= Belt-sander racing =

Practice of racing belt sanders competitively

Belt-sander racing is the practice of racing belt sanders competitively. Belt sanders may have been one of the first power tools used in the growing field of power tool drag racing wherein a pair of stock or modified belt sanders are placed in parallel wooden channels and fitted with long extension cords. Each heat begins when a common switch or individual switches triggered by the racers energizes them, causing the sanders to race towards the end of the track spitting wood dust along the way. Both stock sanders and modified sanders race down a 75 ft track. Sanders of all shapes and sizes can go very fast, or very slow depending on the power of the motor. The fastest time on a 75-foot track was 2.2103 seconds recorded by Dudley Harper's Sudden Death Racer of San Marcos, Texas. Sudden Death raced on that date at the Legends Raceway in Rockport, Texas.
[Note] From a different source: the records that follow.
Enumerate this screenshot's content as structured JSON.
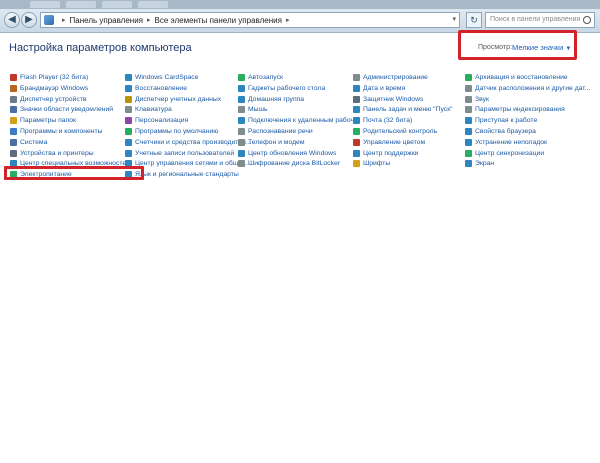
{
  "navbar": {
    "address_parts": [
      "Панель управления",
      "Все элементы панели управления"
    ],
    "search_placeholder": "Поиск в панели управления"
  },
  "header": {
    "title": "Настройка параметров компьютера",
    "view_label": "Просмотр:",
    "view_value": "Мелкие значки"
  },
  "colors": {
    "link": "#1b5aa6",
    "highlight_border": "#d2232a"
  },
  "columns": [
    {
      "items": [
        {
          "label": "Flash Player (32 бита)",
          "color": "#c0392b"
        },
        {
          "label": "Брандмауэр Windows",
          "color": "#b5651d"
        },
        {
          "label": "Диспетчер устройств",
          "color": "#6b7b8c"
        },
        {
          "label": "Значки области уведомлений",
          "color": "#4a6fa5"
        },
        {
          "label": "Параметры папок",
          "color": "#d4a017"
        },
        {
          "label": "Программы и компоненты",
          "color": "#3b7dc4"
        },
        {
          "label": "Система",
          "color": "#4a6fa5"
        },
        {
          "label": "Устройства и принтеры",
          "color": "#5d6d7e"
        },
        {
          "label": "Центр специальных возможностей",
          "color": "#2e86c1"
        },
        {
          "label": "Электропитание",
          "color": "#27ae60"
        }
      ]
    },
    {
      "items": [
        {
          "label": "Windows CardSpace",
          "color": "#2e86c1"
        },
        {
          "label": "Восстановление",
          "color": "#2e86c1"
        },
        {
          "label": "Диспетчер учетных данных",
          "color": "#b7950b"
        },
        {
          "label": "Клавиатура",
          "color": "#7f8c8d"
        },
        {
          "label": "Персонализация",
          "color": "#8e44ad"
        },
        {
          "label": "Программы по умолчанию",
          "color": "#27ae60"
        },
        {
          "label": "Счетчики и средства производител...",
          "color": "#2e86c1"
        },
        {
          "label": "Учетные записи пользователей",
          "color": "#2e86c1"
        },
        {
          "label": "Центр управления сетями и общи...",
          "color": "#2e86c1"
        },
        {
          "label": "Язык и региональные стандарты",
          "color": "#2e86c1"
        }
      ]
    },
    {
      "items": [
        {
          "label": "Автозапуск",
          "color": "#27ae60"
        },
        {
          "label": "Гаджеты рабочего стола",
          "color": "#2e86c1"
        },
        {
          "label": "Домашняя группа",
          "color": "#2e86c1"
        },
        {
          "label": "Мышь",
          "color": "#7f8c8d"
        },
        {
          "label": "Подключения к удаленным рабоч...",
          "color": "#2e86c1"
        },
        {
          "label": "Распознавание речи",
          "color": "#7f8c8d"
        },
        {
          "label": "Телефон и модем",
          "color": "#7f8c8d"
        },
        {
          "label": "Центр обновления Windows",
          "color": "#2e86c1"
        },
        {
          "label": "Шифрование диска BitLocker",
          "color": "#7f8c8d"
        }
      ]
    },
    {
      "items": [
        {
          "label": "Администрирование",
          "color": "#7f8c8d"
        },
        {
          "label": "Дата и время",
          "color": "#2e86c1"
        },
        {
          "label": "Защитник Windows",
          "color": "#5d6d7e"
        },
        {
          "label": "Панель задач и меню \"Пуск\"",
          "color": "#2e86c1"
        },
        {
          "label": "Почта (32 бита)",
          "color": "#2e86c1"
        },
        {
          "label": "Родительский контроль",
          "color": "#27ae60"
        },
        {
          "label": "Управление цветом",
          "color": "#c0392b"
        },
        {
          "label": "Центр поддержки",
          "color": "#2e86c1"
        },
        {
          "label": "Шрифты",
          "color": "#d4a017"
        }
      ]
    },
    {
      "items": [
        {
          "label": "Архивация и восстановление",
          "color": "#27ae60"
        },
        {
          "label": "Датчик расположения и другие дат...",
          "color": "#7f8c8d"
        },
        {
          "label": "Звук",
          "color": "#7f8c8d"
        },
        {
          "label": "Параметры индексирования",
          "color": "#7f8c8d"
        },
        {
          "label": "Приступая к работе",
          "color": "#2e86c1"
        },
        {
          "label": "Свойства браузера",
          "color": "#2e86c1"
        },
        {
          "label": "Устранение неполадок",
          "color": "#2e86c1"
        },
        {
          "label": "Центр синхронизации",
          "color": "#27ae60"
        },
        {
          "label": "Экран",
          "color": "#2e86c1"
        }
      ]
    }
  ]
}
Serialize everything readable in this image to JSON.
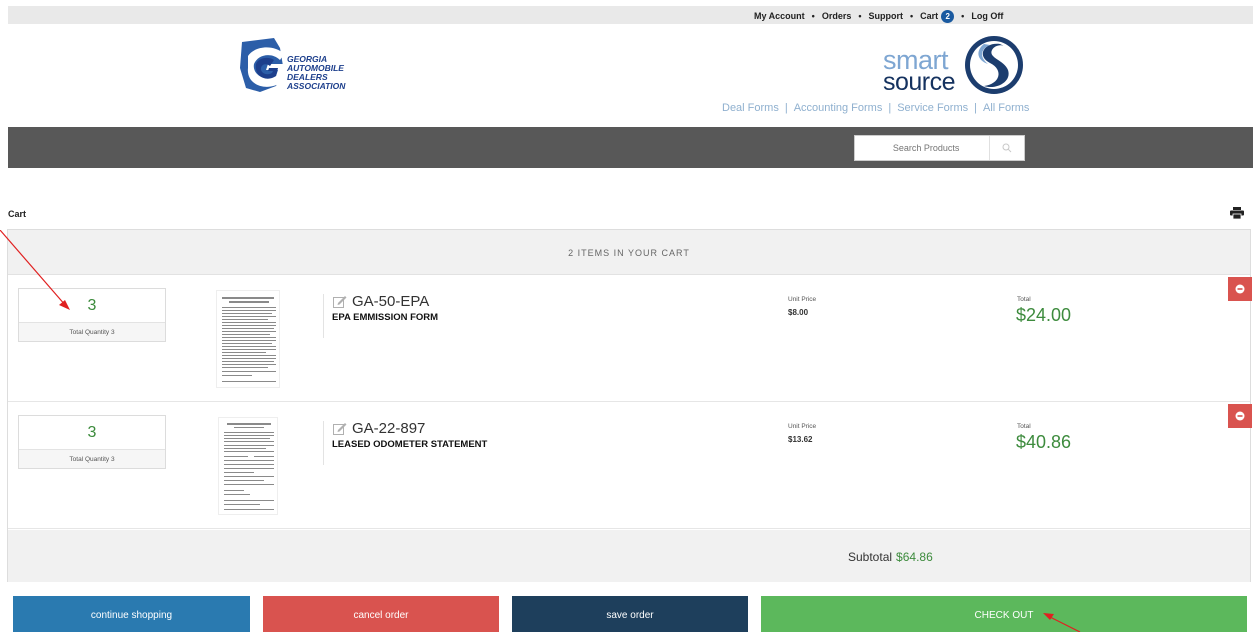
{
  "top_nav": {
    "my_account": "My Account",
    "orders": "Orders",
    "support": "Support",
    "cart": "Cart",
    "cart_count": "2",
    "log_off": "Log Off",
    "separator": "•"
  },
  "header": {
    "gada_logo_lines": [
      "GEORGIA",
      "AUTOMOBILE",
      "DEALERS",
      "ASSOCIATION"
    ],
    "smart_logo_top": "smart",
    "smart_logo_bottom": "source",
    "form_links": [
      "Deal Forms",
      "Accounting Forms",
      "Service Forms",
      "All Forms"
    ]
  },
  "search": {
    "placeholder": "Search Products"
  },
  "page": {
    "cart_label": "Cart",
    "cart_header": "2 ITEMS IN YOUR CART"
  },
  "items": [
    {
      "quantity": "3",
      "quantity_label": "Total Quantity 3",
      "sku": "GA-50-EPA",
      "name": "EPA EMMISSION FORM",
      "unit_price_label": "Unit Price",
      "unit_price": "$8.00",
      "total_label": "Total",
      "total": "$24.00"
    },
    {
      "quantity": "3",
      "quantity_label": "Total Quantity 3",
      "sku": "GA-22-897",
      "name": "LEASED ODOMETER STATEMENT",
      "unit_price_label": "Unit Price",
      "unit_price": "$13.62",
      "total_label": "Total",
      "total": "$40.86"
    }
  ],
  "summary": {
    "subtotal_label": "Subtotal",
    "subtotal": "$64.86"
  },
  "buttons": {
    "continue": "continue shopping",
    "cancel": "cancel order",
    "save": "save order",
    "checkout": "CHECK OUT"
  },
  "colors": {
    "accent_green": "#3d8b3d",
    "danger": "#d9534f",
    "continue_blue": "#2a7ab0",
    "save_navy": "#1e3f5c",
    "checkout_green": "#5cb85c",
    "header_band": "#585858"
  },
  "icons": {
    "search": "search-icon",
    "print": "print-icon",
    "edit": "edit-icon",
    "remove": "remove-icon"
  }
}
The peak velocity of that belt sander at the finish line was in the range of 50–60 mph.

== Fundraising ==
For more than two decades, Bertie's Inn in Exeter Township, Pennsylvania, near the city of Reading has held a fundraiser called Bertie's Inn Belt Sander Race. Riders sit on and race hand-held belt sanders on a 40-foot-long plywood track. All team entry fees ($50), food sales and T-shirts sales are donated to the National Multiple Sclerosis Society. To date they have raised over $370,000 for the charity. Their most recent race was July 13, 2019. The 30th annual race scheduled for 2020 was cancelled due to the COVID-19 restrictions prohibiting large gatherings.